A biologist will see a similarity between this image and that of a cell, and an astronomer might mistake this as an asteroid.
(Wikimedia Commons image by Okin.)
Authors from the
University of Louisville (Louisville, Kentucky) presented their research on whiskey analysis in a recent
paper at
Physical Review Fluids, and as a
poster paper entitled, "Whiskey Webs: Microscale "fingerprints" of bourbon whiskey," at the
71th Annual Meeting of the APS Division of Fluid Dynamics (November 18, 2018 - November 20, 2018).[3-5] Science progresses by extending previous research. In this case, the Kentucky research team was inspired by a 2016 paper in
Physical Review Letters.[6-7] They discovered that droplets of whiskey aged in new,
charred barrels, that is American whiskey, produced a
pattern reminiscent of the
blood-vessel network of a
human eye after evaporation.[4] Not only that, but such patterns acted like unique
fingerprints of the whiskey type and age.[4]
Scotch whiskey derives its flavor from its aging in old,
recycled barrels.[4] American whiskey, such as
bourbon, is aged in new, charred,
oak barrels.[4] The different aging processes leads to differences in chemical composition, and this appears to manifest itself in the residue patterns seen from evaporated drops, with the American whiskey leaving
web-like patterns that are absent for other liquors.[4]
Web-like patterns in evaporated droplets of American whiskey. These patterns are for (a) Four Roses™ at 22.5% Alcohol by volume (ABN), (c) Maker's Mark™ Cask Strength™ at 22.5% ABV, and (e) Pappy Van Winkle's Family Reserve™ 23 Year™ at 25% ABV. (Portions of fig. 3 of ref.3, published under the Creative Commons Attribution 4.0 International license.)
The research team speculates that these web patterns arise from chemical compounds extracted from the charred barrel wood by the aging whiskey.[4] These
molecules agglomerate, then collapse into the
two-dimensional residue pattern after evaporation. They intend to test this
hypothesis by placing
tracer molecules inside the drops to
visualize movement during the evaporation process.[4]
References:
- Agnieszka Martyna, Grzegorz Zadora, Ivana Stanimirova, and Daniel Ramos, "Wine authenticity verification as a forensic problem: An application of likelihood ratio test to label verification," Food Chemistry, vol. 150 (May 1, 2014), pp. 287-295, https://doi.org/10.1016/j.foodchem.2013.10.111.

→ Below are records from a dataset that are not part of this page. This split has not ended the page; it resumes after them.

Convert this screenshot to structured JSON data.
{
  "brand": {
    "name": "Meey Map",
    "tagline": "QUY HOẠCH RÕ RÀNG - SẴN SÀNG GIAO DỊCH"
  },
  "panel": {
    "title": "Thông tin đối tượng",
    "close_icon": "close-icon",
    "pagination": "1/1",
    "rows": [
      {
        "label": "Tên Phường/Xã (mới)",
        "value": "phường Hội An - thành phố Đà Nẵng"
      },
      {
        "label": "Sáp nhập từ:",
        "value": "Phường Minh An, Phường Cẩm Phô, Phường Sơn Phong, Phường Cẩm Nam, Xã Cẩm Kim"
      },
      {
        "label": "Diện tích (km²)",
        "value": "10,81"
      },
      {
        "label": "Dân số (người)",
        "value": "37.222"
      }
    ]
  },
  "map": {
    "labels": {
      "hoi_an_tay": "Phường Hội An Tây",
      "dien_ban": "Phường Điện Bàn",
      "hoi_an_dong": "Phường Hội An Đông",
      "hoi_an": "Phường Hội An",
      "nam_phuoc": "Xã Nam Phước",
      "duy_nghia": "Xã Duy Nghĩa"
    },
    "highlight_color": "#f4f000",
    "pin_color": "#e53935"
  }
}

- How Atomic Particles Helped Solve A Wine Fraud Mystery, NPR Morning Edition, The Kitchen Sisters, June 3, 2014.
- Stuart J. Williams, Martin J. Brown VI, and Adam D. Carrithers, "Whiskey webs: Microscale "fingerprints" of bourbon whiskey," Phys. Rev. Fluids, vol. 4, no. 10 (October 24, 2019), Article no. 100511, DOI:https://doi.org/10.1103/PhysRevFluids.4.100511.
- Matteo Rini, "Synopsis: Telling Whiskey from Whisky," Physics, October 24, 2019.
- Stuart J. Williams, Martin J. Brown, VI, and Adam D. Carrithers, "Whiskey webs: Microscale "fingerprints" of bourbon whiskey," 71th Annual Meeting of the APS Division of Fluid Dynamics (November 18, 2018 — November 20, 2018), Poster P0002, DOI: https://doi.org/10.1103/APS.DFD.2018.GFM.P0002. The poster appears at the Gallery of Fluid Motion.
- Hyoungsoo Kim, François Boulogne, Eujin Um, Ian Jacobi, Ernie Button, and Howard A. Stone, "Controlled Uniform Coating from the Interplay of Marangoni Flows and Surface-Adsorbed Macromolecules," Phys. Rev. Lett., vol. 116, no. 12 (March 25, 2016), Article no. 124501, DOI:https://doi.org/10.1103/PhysRevLett.116.124501.
- Michael Schirber, "Synopsis: Whisky-Inspired Coatings," Physics, March 24, 2016.